Mark L. Lester's 1985 film Commando, which I think just edged out Total Recall and End of Days as my favourite Schwarzenegger movie. (Apologies to the Terminator franchise, but it's not even in the running). I had last seen it at age 17, when it came out on VHS, and remembered about it only that Schwarzenegger carries a tree in one of the first scenes, though I do recall that my buddies and I enjoyed it back in the day. That doesn't always mean much, unfortunately: a lot of these 80's hits, looked at now, don't hold up very well, and Schwarzenegger in particular can be nearly incomprehensible as a one-time fan favourite; he can't act, he has no emotional range, and he's frequently miscast (as with Total Recall, where he's absurdly supposed to be playing some sort of everyman). Plus there's all those stupid self-conscious catch phrases ("I'll be back" and such), which were presumably meant at the time to identify and solidify his fan base, reward them for being in the know and gratify/ satisfy them - like they were someone's idea of a formula that made an Arnold movie a hit, such that they HAD to be included in every film.

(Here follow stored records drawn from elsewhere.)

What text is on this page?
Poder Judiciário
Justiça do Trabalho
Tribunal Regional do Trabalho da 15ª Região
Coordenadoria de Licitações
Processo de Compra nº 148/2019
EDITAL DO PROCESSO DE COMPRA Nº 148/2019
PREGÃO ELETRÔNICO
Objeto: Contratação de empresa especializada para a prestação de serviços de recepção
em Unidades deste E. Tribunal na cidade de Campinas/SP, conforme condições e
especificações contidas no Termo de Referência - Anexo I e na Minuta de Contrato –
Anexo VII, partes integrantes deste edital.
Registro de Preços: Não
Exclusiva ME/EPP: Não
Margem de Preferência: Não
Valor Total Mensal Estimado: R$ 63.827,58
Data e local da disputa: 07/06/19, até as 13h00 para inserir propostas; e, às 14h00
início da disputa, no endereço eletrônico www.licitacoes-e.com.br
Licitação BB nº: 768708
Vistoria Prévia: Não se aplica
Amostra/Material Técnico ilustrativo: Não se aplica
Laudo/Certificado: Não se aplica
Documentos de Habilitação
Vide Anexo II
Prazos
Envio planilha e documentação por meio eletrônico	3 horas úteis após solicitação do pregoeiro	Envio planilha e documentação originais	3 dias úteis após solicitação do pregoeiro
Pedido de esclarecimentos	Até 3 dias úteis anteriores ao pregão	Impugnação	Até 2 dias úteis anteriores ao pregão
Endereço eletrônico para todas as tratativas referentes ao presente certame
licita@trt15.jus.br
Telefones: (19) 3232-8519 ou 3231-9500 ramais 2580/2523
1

They seem kind of embarrassing now, almost insulting to the audience's intelligence, like forcing Bruce Willis to say yippee-kai-yay in every fucking Die Hard movie ever made. But say what I may, Arnold is perfectly used here, and the film more than any other I can imagine makes it possible to understand why anyone loved his movies ever. Nothing feels forced; the story suits the actor; and there isn't a scene that doesn't work. A lot of that is down to Mark Lester, who has always been an able exploitation filmmaker, and has made other favourites of mine, like Class of 1984. But there's also a great supporting cast, including Rae Dawn Chong, Dan Hedaya, Vernon "Wez" Wells, Bill Duke, and best of all, David Patrick Kelly (of The Warriors and another favourite of mine, Dreamscape), who almost steals the show before he's dropped by our hero off a cliff. The corny Schwarzenegger jokes don't seem like they've been hammered into the film under duress, so they have a chance to actually work ("where's Sully?"/ "I let him go"). The director's cut adds a bit of gore and a couple of character lines. It doesn't radically change the film, but hey, that's just as well. I never would have imagined that I'd enjoy one of Arnold's films so much, but I cannot tell a lie on this one, folks...
Anyhow, it's been a movie-intensive weekend, and there will be more tomorrow. They may go unremarked upon, however. Peace.